|
|
|
|
|
by yummyfajitas
3549 days ago
|
|
The point is that the bias is linear, and my model is linear, so the model fixes things. The example is synthetic (so we could know what the right answer is and check if we recover it) so of course I put everything in. In the linked article, I explicitly reference a real world case where the same linear model was used to discover that grades and test scores are biased in favor of blacks: http://ftp.iza.org/dp8733.pdf In more complicated situations, the bias would need to be amenable to detection by a neural network, an SVM or random forest. The entire purpose of models like this is that lots of hidden patterns are detected. Even if relevant measurements are unavailable, one can use redundant encoding to fix bias. Delip Rao explains redundant encoding here, for example, though he is more concerned that ML models might learn facts he wants to remain hidden:
http://deliprao.com/archives/129 |
|
In the first of those two sections you yourself note how bias correction is not possible without the relevant data: "If we scrubbed the data this result would be impossible. Running least squares on scrubbed data yields alpha = [ 0.29878373, 0.30869833] - we can't correct for bias because we don't know the variable being biased on."
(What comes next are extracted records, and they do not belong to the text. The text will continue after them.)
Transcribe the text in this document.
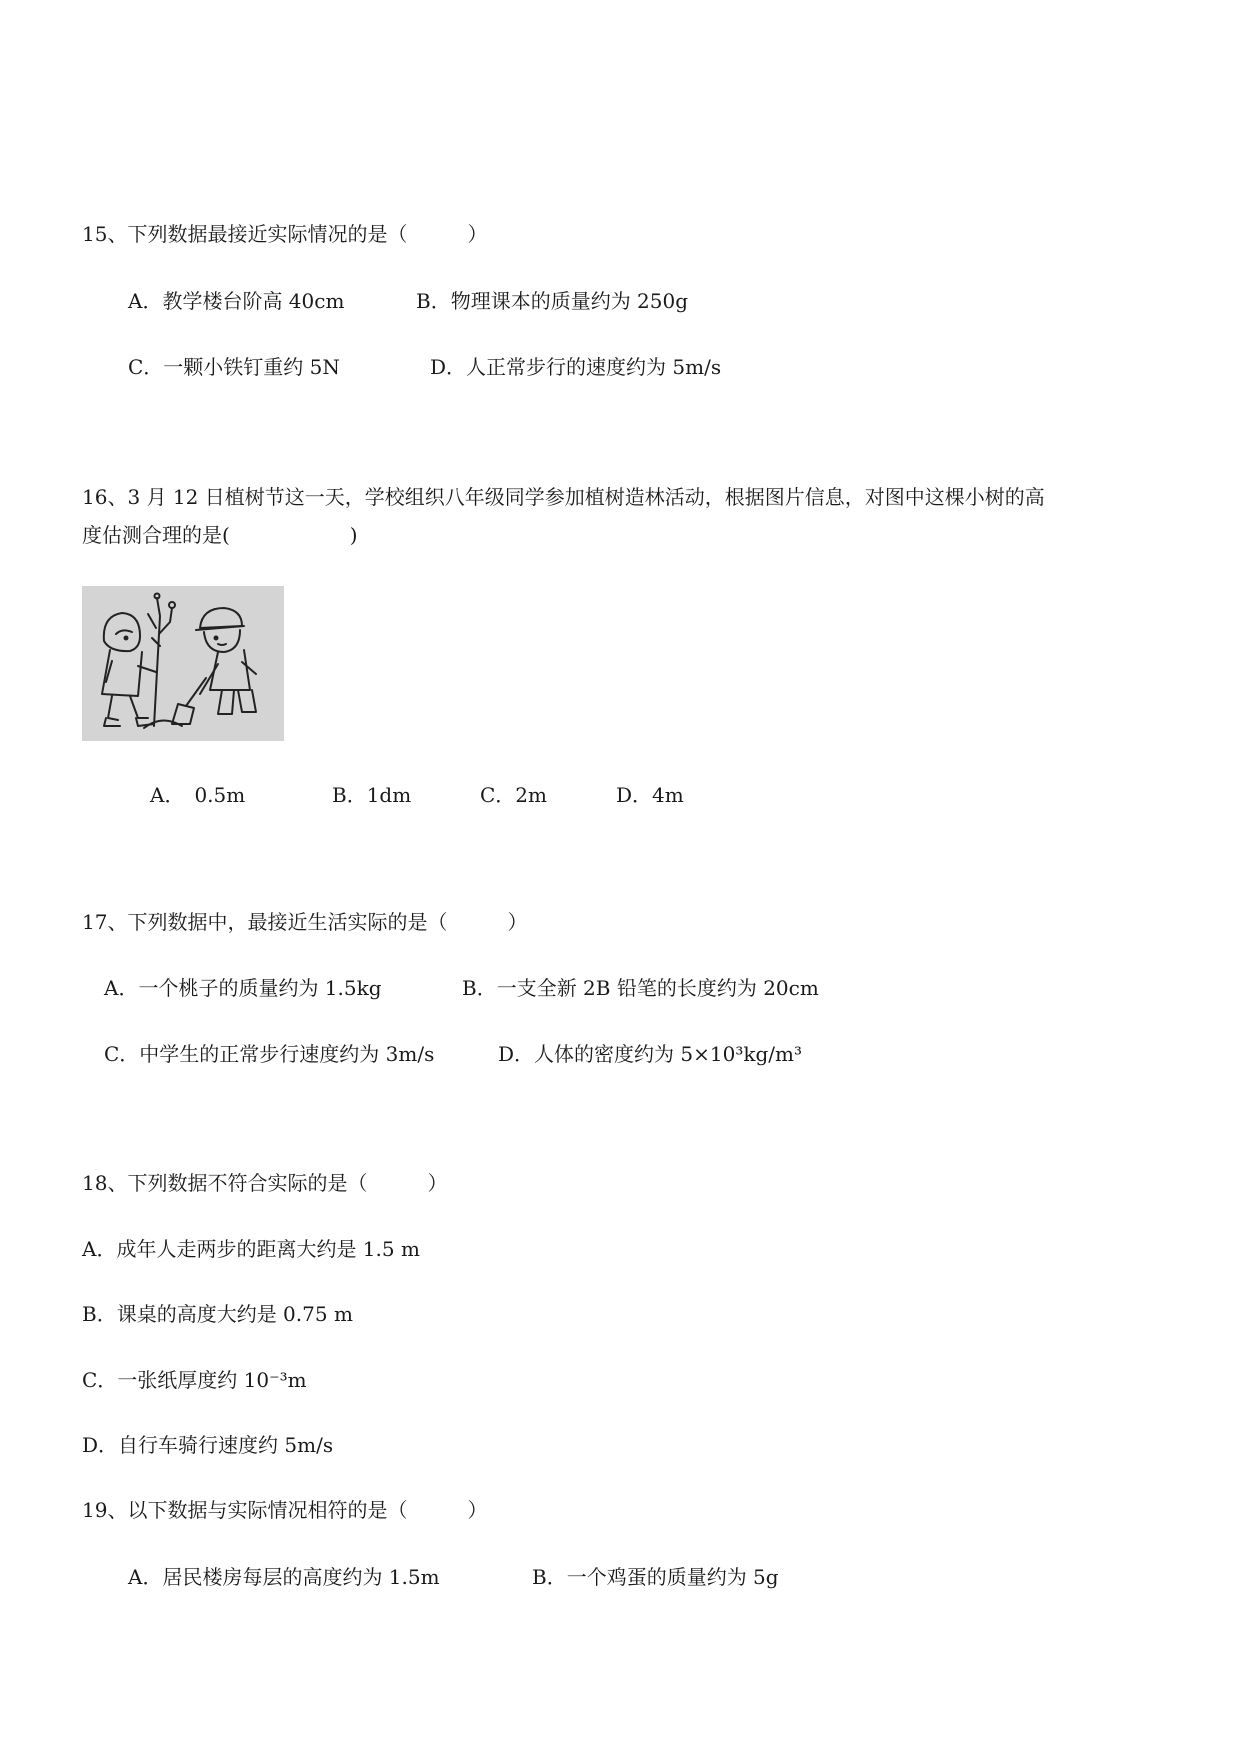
15、下列数据最接近实际情况的是（　　　）
A．教学楼台阶高 40cm	B．物理课本的质量约为 250g
C．一颗小铁钉重约 5N	D．人正常步行的速度约为 5m/s
16、3 月 12 日植树节这一天，学校组织八年级同学参加植树造林活动，根据图片信息，对图中这棵小树的高
度估测合理的是(　　　　　　)
A．　0.5m	B．1dm	C．2m	D．4m
17、下列数据中，最接近生活实际的是（　　　）
A．一个桃子的质量约为 1.5kg	B．一支全新 2B 铅笔的长度约为 20cm
C．中学生的正常步行速度约为 3m/s	D．人体的密度约为 5×10³kg/m³
18、下列数据不符合实际的是（　　　）
A．成年人走两步的距离大约是 1.5 m
B．课桌的高度大约是 0.75 m
C．一张纸厚度约 10⁻³m
D．自行车骑行速度约 5m/s
19、以下数据与实际情况相符的是（　　　）
A．居民楼房每层的高度约为 1.5m	B．一个鸡蛋的质量约为 5g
I'm not disputing that bias correction is possible, only that it can be much harder than you seem to be implying, with statements like "Most algorithms can and will correct for biases in their inputs.", and "Of course data contains biases. But again, please read the article I linked; algorithms will have a tendency to correct that bias."
I have some experience with bias correction in (ocean) weather forecasting, and in that domain there were problems both with the difficulty of modelling the bias structure, and with obtaining measurements reliable enough for bias correction.